Similarly, in response to the COVID-19 crisis, the European Commission, the EFTA Surveillance Authority and the National Competition Authorities that together form the European Competition Network (ECN) have issued a joint statement on the application of competition rules during the current coronavirus crisis, explaining how regulators can help businesses deal with these unprecedented times.

The guidance sets out details of the CMA's approach to the prioritisation of this work and the CMA's view of how it will apply the criteria of exemption from competition law prohibition to certain agreements and arrangements between competitors in this unprecedented context of COVID-19. 

Prioritisation of Cases

The current unprecedented situation may trigger the need for businesses to cooperate to ensure supply and fair distribution of products and services affected by the crisis to all consumers. 
As noted in our Legal Insight dated 20 March the CMA had already reassured businesses that it would not take action against coordination that is necessary to protect consumers during the coronavirus outbreak.

Now, according to the guidance, the CMA confirmed that it will not take enforcement action against any temporary measures taken by companies to coordinate, when these measures: (a) are appropriate and necessary; (b) clearly in the public interest; (c) are for the benefit of consumers; (d) deal with critical issues arising from the COVID 19 outbreak; and (e) do not last longer than necessary.

However, the CMA highlights that this does not give a 'free pass' to companies to engage in conduct that could lead to harm to consumers in other ways. In particular, the CMA will not tolerate any non-essential collusion, including (a) unnecessary exchange of commercially sensitive information on future pricing and strategies; (b) retailers excluding smaller competitors from cooperating in order to achieve security of supply; (c) abuse of dominant position to raise prices significantly; (d) cooperation to artificially keep prices high; and (e) coordination between companies for distribution of good or services that are not affected by the COVID-19 crisis. 

The key factor for the CMA, when applying this approach, will be the potential of business cooperating to cause harm to the consumers or the wider economy. The CMA clarifies that where the coordination is necessary for example, to ensure that essential supplies find their way to consumers or that key workers can travel safely to the workplace, it is highly unlikely that it would cause harm to consumers. 


The guidance also provides information to businesses on how the CMA will apply the legal criteria of an exemption to competition rules prohibiting coordination between competitors.
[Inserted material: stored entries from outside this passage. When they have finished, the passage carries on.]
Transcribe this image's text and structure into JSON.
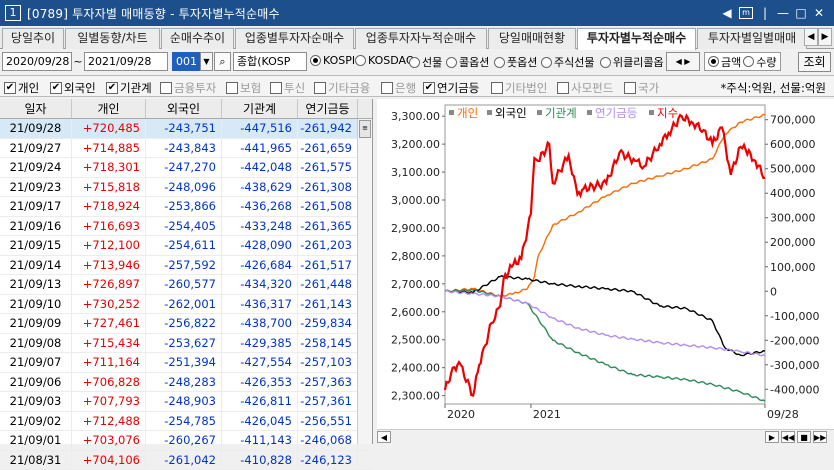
{
  "window": {
    "screen_no": "1",
    "title": "[0789] 투자자별 매매동향 - 투자자별누적순매수"
  },
  "tabs": [
    "당일추이",
    "일별동향/차트",
    "순매수추이",
    "업종별투자자순매수",
    "업종투자자누적순매수",
    "당일매매현황",
    "투자자별누적순매수",
    "투자자별일별매매"
  ],
  "active_tab": 6,
  "controls": {
    "date_from": "2020/09/28",
    "tilde": "~",
    "date_to": "2021/09/28",
    "market_code": "001",
    "market_name": "종합(KOSP",
    "markets": [
      {
        "label": "KOSPI",
        "checked": true
      },
      {
        "label": "KOSDAQ",
        "checked": false
      },
      {
        "label": "선물",
        "checked": false
      },
      {
        "label": "콜옵션",
        "checked": false
      },
      {
        "label": "풋옵션",
        "checked": false
      },
      {
        "label": "주식선물",
        "checked": false
      },
      {
        "label": "위클리콜옵",
        "checked": false
      }
    ],
    "modes": [
      {
        "label": "금액",
        "checked": true
      },
      {
        "label": "수량",
        "checked": false
      }
    ],
    "query_button": "조회"
  },
  "filters": [
    {
      "label": "개인",
      "checked": true
    },
    {
      "label": "외국인",
      "checked": true
    },
    {
      "label": "기관계",
      "checked": true
    },
    {
      "label": "금융투자",
      "checked": false
    },
    {
      "label": "보험",
      "checked": false
    },
    {
      "label": "투신",
      "checked": false
    },
    {
      "label": "기타금융",
      "checked": false
    },
    {
      "label": "은행",
      "checked": false
    },
    {
      "label": "연기금등",
      "checked": true
    },
    {
      "label": "기타법인",
      "checked": false
    },
    {
      "label": "사모펀드",
      "checked": false
    },
    {
      "label": "국가",
      "checked": false
    }
  ],
  "unit_note": "*주식:억원, 선물:억원",
  "table": {
    "headers": [
      "일자",
      "개인",
      "외국인",
      "기관계",
      "연기금등"
    ],
    "rows": [
      [
        "21/09/28",
        "+720,485",
        "-243,751",
        "-447,516",
        "-261,942"
      ],
      [
        "21/09/27",
        "+714,885",
        "-243,843",
        "-441,965",
        "-261,659"
      ],
      [
        "21/09/24",
        "+718,301",
        "-247,270",
        "-442,048",
        "-261,575"
      ],
      [
        "21/09/23",
        "+715,818",
        "-248,096",
        "-438,629",
        "-261,308"
      ],
      [
        "21/09/17",
        "+718,924",
        "-253,866",
        "-436,268",
        "-261,508"
      ],
      [
        "21/09/16",
        "+716,693",
        "-254,405",
        "-433,248",
        "-261,365"
      ],
      [
        "21/09/15",
        "+712,100",
        "-254,611",
        "-428,090",
        "-261,203"
      ],
      [
        "21/09/14",
        "+713,946",
        "-257,592",
        "-426,684",
        "-261,517"
      ],
      [
        "21/09/13",
        "+726,897",
        "-260,577",
        "-434,320",
        "-261,448"
      ],
      [
        "21/09/10",
        "+730,252",
        "-262,001",
        "-436,317",
        "-261,143"
      ],
      [
        "21/09/09",
        "+727,461",
        "-256,822",
        "-438,700",
        "-259,834"
      ],
      [
        "21/09/08",
        "+715,434",
        "-253,627",
        "-429,385",
        "-258,145"
      ],
      [
        "21/09/07",
        "+711,164",
        "-251,394",
        "-427,554",
        "-257,103"
      ],
      [
        "21/09/06",
        "+706,828",
        "-248,283",
        "-426,353",
        "-257,363"
      ],
      [
        "21/09/03",
        "+707,793",
        "-248,903",
        "-426,811",
        "-257,361"
      ],
      [
        "21/09/02",
        "+712,488",
        "-254,785",
        "-426,045",
        "-256,551"
      ],
      [
        "21/09/01",
        "+703,076",
        "-260,267",
        "-411,143",
        "-246,068"
      ],
      [
        "21/08/31",
        "+704,106",
        "-261,042",
        "-410,828",
        "-246,123"
      ]
    ]
  },
  "chart_data": {
    "type": "line",
    "legend": [
      {
        "name": "개인",
        "color": "#ff6a00"
      },
      {
        "name": "외국인",
        "color": "#000000"
      },
      {
        "name": "기관계",
        "color": "#2e8b57"
      },
      {
        "name": "연기금등",
        "color": "#b38cf2"
      },
      {
        "name": "지수",
        "color": "#ee0000"
      }
    ],
    "left_axis": {
      "ticks": [
        3300,
        3200,
        3100,
        3000,
        2900,
        2800,
        2700,
        2600,
        2500,
        2400,
        2300
      ],
      "labels": [
        "3,300.00",
        "3,200.00",
        "3,100.00",
        "3,000.00",
        "2,900.00",
        "2,800.00",
        "2,700.00",
        "2,600.00",
        "2,500.00",
        "2,400.00",
        "2,300.00"
      ],
      "ylim": [
        2270,
        3340
      ]
    },
    "right_axis": {
      "ticks": [
        700000,
        600000,
        500000,
        400000,
        300000,
        200000,
        100000,
        0,
        -100000,
        -200000,
        -300000,
        -400000
      ],
      "labels": [
        "700,000",
        "600,000",
        "500,000",
        "400,000",
        "300,000",
        "200,000",
        "100,000",
        "0",
        "-100,000",
        "-200,000",
        "-300,000",
        "-400,000"
      ],
      "ylim": [
        -460000,
        760000
      ]
    },
    "x_labels": [
      "2020",
      "2021",
      "09/28"
    ],
    "x_label_dates": [
      "2020-09-28",
      "2021-01-04",
      "2021-09-28"
    ],
    "x_start": "2020-09-28",
    "x_end": "2021-09-28",
    "series": [
      {
        "name": "개인",
        "axis": "right",
        "x": [
          "2020-09-28",
          "2020-10-30",
          "2020-11-30",
          "2020-12-15",
          "2020-12-31",
          "2021-01-08",
          "2021-01-12",
          "2021-01-29",
          "2021-02-26",
          "2021-03-31",
          "2021-04-30",
          "2021-05-31",
          "2021-06-30",
          "2021-07-30",
          "2021-08-13",
          "2021-08-31",
          "2021-09-28"
        ],
        "y": [
          0,
          10000,
          -20000,
          -10000,
          10000,
          60000,
          140000,
          270000,
          320000,
          390000,
          440000,
          470000,
          500000,
          540000,
          640000,
          690000,
          720000
        ]
      },
      {
        "name": "외국인",
        "axis": "right",
        "x": [
          "2020-09-28",
          "2020-10-30",
          "2020-11-30",
          "2020-12-31",
          "2021-01-29",
          "2021-02-26",
          "2021-03-31",
          "2021-04-30",
          "2021-05-31",
          "2021-06-30",
          "2021-07-30",
          "2021-08-13",
          "2021-08-31",
          "2021-09-28"
        ],
        "y": [
          0,
          -5000,
          60000,
          50000,
          30000,
          20000,
          10000,
          0,
          -60000,
          -70000,
          -120000,
          -230000,
          -261000,
          -244000
        ]
      },
      {
        "name": "기관계",
        "axis": "right",
        "x": [
          "2020-09-28",
          "2020-10-30",
          "2020-11-30",
          "2020-12-31",
          "2021-01-29",
          "2021-02-26",
          "2021-03-31",
          "2021-04-30",
          "2021-05-31",
          "2021-06-30",
          "2021-07-30",
          "2021-08-31",
          "2021-09-28"
        ],
        "y": [
          0,
          5000,
          -20000,
          -50000,
          -200000,
          -250000,
          -300000,
          -340000,
          -350000,
          -360000,
          -380000,
          -411000,
          -448000
        ]
      },
      {
        "name": "연기금등",
        "axis": "right",
        "x": [
          "2020-09-28",
          "2020-10-30",
          "2020-11-30",
          "2020-12-31",
          "2021-01-29",
          "2021-02-26",
          "2021-03-31",
          "2021-04-30",
          "2021-05-31",
          "2021-06-30",
          "2021-07-30",
          "2021-08-31",
          "2021-09-28"
        ],
        "y": [
          0,
          -10000,
          -20000,
          -50000,
          -110000,
          -150000,
          -180000,
          -195000,
          -210000,
          -220000,
          -230000,
          -246000,
          -262000
        ]
      },
      {
        "name": "지수",
        "axis": "left",
        "x": [
          "2020-09-28",
          "2020-10-05",
          "2020-10-14",
          "2020-10-30",
          "2020-11-06",
          "2020-11-13",
          "2020-11-20",
          "2020-11-30",
          "2020-12-04",
          "2020-12-15",
          "2020-12-24",
          "2021-01-04",
          "2021-01-08",
          "2021-01-12",
          "2021-01-25",
          "2021-01-29",
          "2021-02-16",
          "2021-02-26",
          "2021-03-05",
          "2021-03-31",
          "2021-04-15",
          "2021-05-03",
          "2021-05-13",
          "2021-05-31",
          "2021-06-10",
          "2021-06-25",
          "2021-07-06",
          "2021-07-20",
          "2021-07-30",
          "2021-08-10",
          "2021-08-20",
          "2021-08-31",
          "2021-09-06",
          "2021-09-17",
          "2021-09-28"
        ],
        "y": [
          2320,
          2380,
          2420,
          2300,
          2410,
          2480,
          2560,
          2620,
          2720,
          2770,
          2790,
          2950,
          3150,
          3140,
          3200,
          3060,
          3160,
          3020,
          3040,
          3060,
          3170,
          3140,
          3120,
          3200,
          3240,
          3300,
          3280,
          3250,
          3200,
          3260,
          3090,
          3190,
          3180,
          3140,
          3080
        ]
      }
    ]
  }
}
Any arrangements between businesses that could meet the legal criteria (under section 9 of the Competition Act 1998) will be automatically exempted. However, it is for the businesses to assess for themselves whether all the criteria apply as the CMA does not have the power to take such a decision. 
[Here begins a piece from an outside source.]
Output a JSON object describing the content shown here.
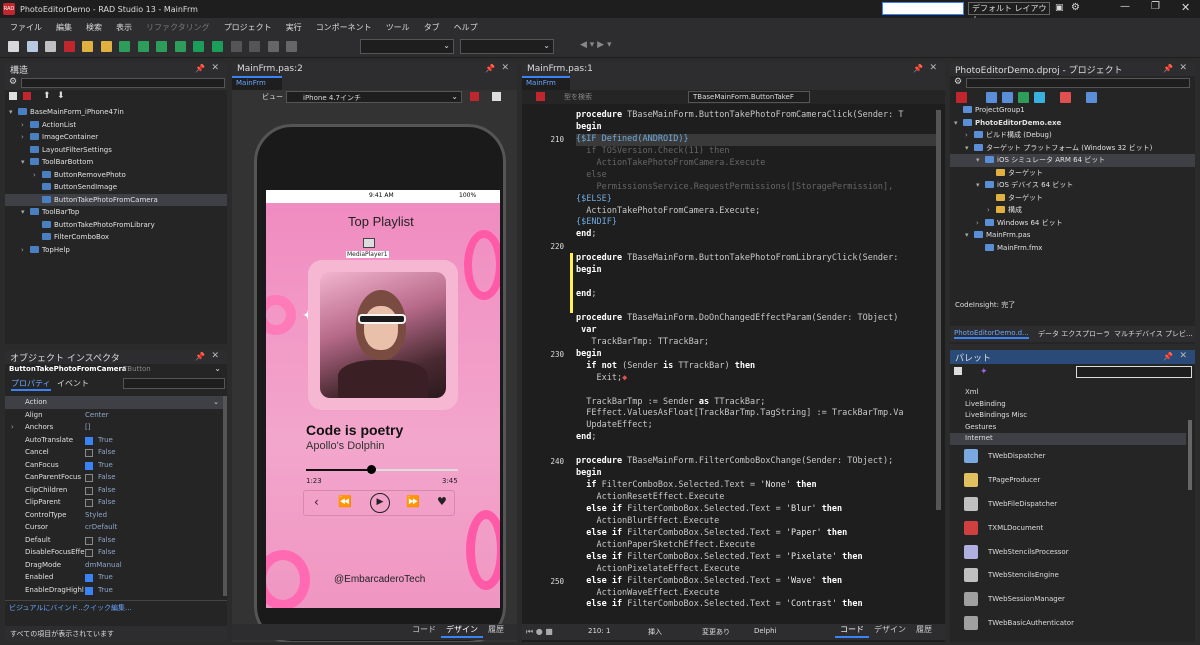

Overall, the CMA guidance states that, when businesses make their own assessment of their cooperation In the specific circumstances of the COVID-19 crisis, the following types of coordination would most likely be unproblematic from a competition law perspective based on the exemption criteria provided they do not go beyond what is reasonably necessary: any coordination to (a) avoid a shortage, or ensure security, of supplies; (b) ensure a fair distribution of scarce products; (c) continue essential services; or (d) provide new services such a food delivery to vulnerable consumers. 
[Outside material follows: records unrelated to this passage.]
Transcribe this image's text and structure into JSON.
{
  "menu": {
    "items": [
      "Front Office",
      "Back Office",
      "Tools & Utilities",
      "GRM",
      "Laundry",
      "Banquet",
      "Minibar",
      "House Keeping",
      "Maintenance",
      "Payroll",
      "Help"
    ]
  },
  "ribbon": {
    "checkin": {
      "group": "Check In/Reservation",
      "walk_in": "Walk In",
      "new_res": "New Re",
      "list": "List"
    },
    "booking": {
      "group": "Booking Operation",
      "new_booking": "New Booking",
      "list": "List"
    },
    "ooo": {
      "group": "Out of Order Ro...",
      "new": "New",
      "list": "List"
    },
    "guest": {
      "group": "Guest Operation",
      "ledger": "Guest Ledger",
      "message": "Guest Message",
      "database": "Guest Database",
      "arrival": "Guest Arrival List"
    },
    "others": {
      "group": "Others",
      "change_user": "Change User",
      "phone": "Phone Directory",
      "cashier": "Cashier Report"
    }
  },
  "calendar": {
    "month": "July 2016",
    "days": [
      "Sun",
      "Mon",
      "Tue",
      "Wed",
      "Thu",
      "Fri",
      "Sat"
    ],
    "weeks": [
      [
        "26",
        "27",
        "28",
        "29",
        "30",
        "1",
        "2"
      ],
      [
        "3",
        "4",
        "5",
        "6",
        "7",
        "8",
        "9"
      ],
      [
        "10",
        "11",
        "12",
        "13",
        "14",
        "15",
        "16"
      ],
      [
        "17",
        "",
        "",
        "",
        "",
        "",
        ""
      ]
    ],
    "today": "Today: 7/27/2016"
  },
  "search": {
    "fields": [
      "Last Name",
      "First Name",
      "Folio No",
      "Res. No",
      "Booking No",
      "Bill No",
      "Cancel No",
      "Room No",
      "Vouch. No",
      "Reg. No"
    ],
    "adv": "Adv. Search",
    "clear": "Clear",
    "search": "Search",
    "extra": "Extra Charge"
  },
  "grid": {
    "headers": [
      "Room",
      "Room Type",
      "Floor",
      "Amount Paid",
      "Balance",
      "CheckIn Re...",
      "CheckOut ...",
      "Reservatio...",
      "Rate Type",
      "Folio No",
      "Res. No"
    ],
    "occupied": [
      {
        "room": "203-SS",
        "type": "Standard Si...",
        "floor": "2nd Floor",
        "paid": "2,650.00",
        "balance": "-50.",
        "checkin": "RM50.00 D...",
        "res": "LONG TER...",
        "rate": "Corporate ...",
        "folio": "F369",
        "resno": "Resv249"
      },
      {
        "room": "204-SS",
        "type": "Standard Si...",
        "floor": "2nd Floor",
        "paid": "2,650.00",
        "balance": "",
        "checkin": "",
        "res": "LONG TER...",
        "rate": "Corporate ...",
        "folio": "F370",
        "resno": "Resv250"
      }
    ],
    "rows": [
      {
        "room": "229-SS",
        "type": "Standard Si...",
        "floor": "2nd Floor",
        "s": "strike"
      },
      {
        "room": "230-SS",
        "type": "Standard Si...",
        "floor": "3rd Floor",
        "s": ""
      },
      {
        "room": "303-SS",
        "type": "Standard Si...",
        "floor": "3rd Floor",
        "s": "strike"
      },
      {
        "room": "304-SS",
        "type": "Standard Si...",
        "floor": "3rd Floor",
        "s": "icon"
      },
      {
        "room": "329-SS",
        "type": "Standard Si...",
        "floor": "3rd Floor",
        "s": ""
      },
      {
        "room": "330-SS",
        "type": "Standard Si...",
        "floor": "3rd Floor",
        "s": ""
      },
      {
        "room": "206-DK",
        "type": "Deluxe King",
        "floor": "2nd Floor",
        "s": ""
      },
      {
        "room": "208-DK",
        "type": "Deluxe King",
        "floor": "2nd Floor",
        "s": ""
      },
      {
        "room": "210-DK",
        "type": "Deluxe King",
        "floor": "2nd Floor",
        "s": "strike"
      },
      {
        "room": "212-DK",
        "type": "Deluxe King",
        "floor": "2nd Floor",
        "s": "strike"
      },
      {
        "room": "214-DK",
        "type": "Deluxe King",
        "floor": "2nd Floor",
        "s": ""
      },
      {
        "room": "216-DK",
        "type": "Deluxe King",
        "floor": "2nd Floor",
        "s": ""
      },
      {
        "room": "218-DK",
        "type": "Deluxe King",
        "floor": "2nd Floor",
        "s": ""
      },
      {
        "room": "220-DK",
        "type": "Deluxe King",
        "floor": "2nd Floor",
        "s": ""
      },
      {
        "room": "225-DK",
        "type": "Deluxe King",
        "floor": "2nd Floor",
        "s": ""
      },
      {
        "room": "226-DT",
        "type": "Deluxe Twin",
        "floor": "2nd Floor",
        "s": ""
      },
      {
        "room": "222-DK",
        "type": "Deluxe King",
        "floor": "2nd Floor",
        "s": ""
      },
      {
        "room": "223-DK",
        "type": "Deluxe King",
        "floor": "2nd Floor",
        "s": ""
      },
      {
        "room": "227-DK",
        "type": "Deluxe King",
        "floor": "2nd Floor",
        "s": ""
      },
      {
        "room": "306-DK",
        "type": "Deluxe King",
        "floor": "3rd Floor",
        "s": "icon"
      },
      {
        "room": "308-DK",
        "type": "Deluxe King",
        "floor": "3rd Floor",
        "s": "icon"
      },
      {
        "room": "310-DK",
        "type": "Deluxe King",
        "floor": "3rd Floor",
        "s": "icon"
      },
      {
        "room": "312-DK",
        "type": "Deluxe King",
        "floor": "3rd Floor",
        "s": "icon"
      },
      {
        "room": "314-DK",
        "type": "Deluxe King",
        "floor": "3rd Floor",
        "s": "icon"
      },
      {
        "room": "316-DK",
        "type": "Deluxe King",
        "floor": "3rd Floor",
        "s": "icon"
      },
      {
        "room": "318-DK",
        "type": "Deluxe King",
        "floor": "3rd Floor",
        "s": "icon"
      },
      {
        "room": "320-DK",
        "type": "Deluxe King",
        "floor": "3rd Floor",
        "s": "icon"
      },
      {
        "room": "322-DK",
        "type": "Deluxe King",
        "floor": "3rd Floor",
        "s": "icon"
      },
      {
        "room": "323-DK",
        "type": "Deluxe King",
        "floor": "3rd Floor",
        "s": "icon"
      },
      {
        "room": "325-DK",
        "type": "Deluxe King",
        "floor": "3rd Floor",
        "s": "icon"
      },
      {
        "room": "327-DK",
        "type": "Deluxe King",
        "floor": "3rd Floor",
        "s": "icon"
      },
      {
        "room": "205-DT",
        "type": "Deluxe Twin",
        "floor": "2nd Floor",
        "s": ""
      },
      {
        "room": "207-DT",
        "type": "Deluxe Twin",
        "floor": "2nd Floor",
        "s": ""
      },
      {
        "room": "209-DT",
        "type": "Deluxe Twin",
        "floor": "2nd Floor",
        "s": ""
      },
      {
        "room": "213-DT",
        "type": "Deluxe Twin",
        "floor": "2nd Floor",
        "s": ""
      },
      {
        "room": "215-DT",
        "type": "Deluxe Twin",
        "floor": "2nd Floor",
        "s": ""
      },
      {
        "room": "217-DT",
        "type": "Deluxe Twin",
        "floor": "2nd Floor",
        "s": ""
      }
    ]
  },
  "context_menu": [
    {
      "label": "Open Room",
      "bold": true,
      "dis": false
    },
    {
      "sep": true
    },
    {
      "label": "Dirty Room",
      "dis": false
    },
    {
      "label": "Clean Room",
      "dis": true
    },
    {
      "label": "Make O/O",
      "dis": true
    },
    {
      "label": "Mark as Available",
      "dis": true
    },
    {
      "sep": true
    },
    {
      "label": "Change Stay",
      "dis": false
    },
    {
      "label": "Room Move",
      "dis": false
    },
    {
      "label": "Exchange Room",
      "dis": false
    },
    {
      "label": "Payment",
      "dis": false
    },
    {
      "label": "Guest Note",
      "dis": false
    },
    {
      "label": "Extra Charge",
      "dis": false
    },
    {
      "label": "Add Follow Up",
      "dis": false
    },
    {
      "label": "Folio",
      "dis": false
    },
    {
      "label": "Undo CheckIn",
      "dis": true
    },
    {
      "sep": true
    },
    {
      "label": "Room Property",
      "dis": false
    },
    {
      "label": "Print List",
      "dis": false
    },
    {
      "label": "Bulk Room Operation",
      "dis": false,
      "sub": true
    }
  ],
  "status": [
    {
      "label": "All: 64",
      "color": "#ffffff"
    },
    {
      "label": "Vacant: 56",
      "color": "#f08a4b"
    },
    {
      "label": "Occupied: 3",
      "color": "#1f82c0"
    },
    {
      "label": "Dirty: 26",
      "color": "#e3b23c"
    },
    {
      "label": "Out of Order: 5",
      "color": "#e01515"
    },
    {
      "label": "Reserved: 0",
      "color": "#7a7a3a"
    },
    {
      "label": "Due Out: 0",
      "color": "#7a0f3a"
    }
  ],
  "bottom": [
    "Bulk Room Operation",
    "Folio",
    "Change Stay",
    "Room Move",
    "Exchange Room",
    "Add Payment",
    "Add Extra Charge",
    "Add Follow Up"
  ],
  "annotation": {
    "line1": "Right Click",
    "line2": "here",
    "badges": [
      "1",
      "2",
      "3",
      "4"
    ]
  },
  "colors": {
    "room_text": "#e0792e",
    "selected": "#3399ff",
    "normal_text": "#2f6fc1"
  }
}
The guidance provides some answers to the numerous questions that businesses may have during the COVID-19 crisis. However, as with other exemptions, it is up to companies to satisfy themselves that any proposed cooperation with competitors would benefit from exemption in the circumstances of COVID-19. However, in certain cases of genuine uncertainty and of critical importance, the guidance states that the CMA will offer additional informal guidance about its enforcement priorities. 

In any event, this guidance should not be interpreted as applying to any matter other than those relating strictly to, or arising directly out of, the COVID-19 pandemic. Businesses should seek legal advice if they remain uncertain about the legality of their actions and potential cooperation.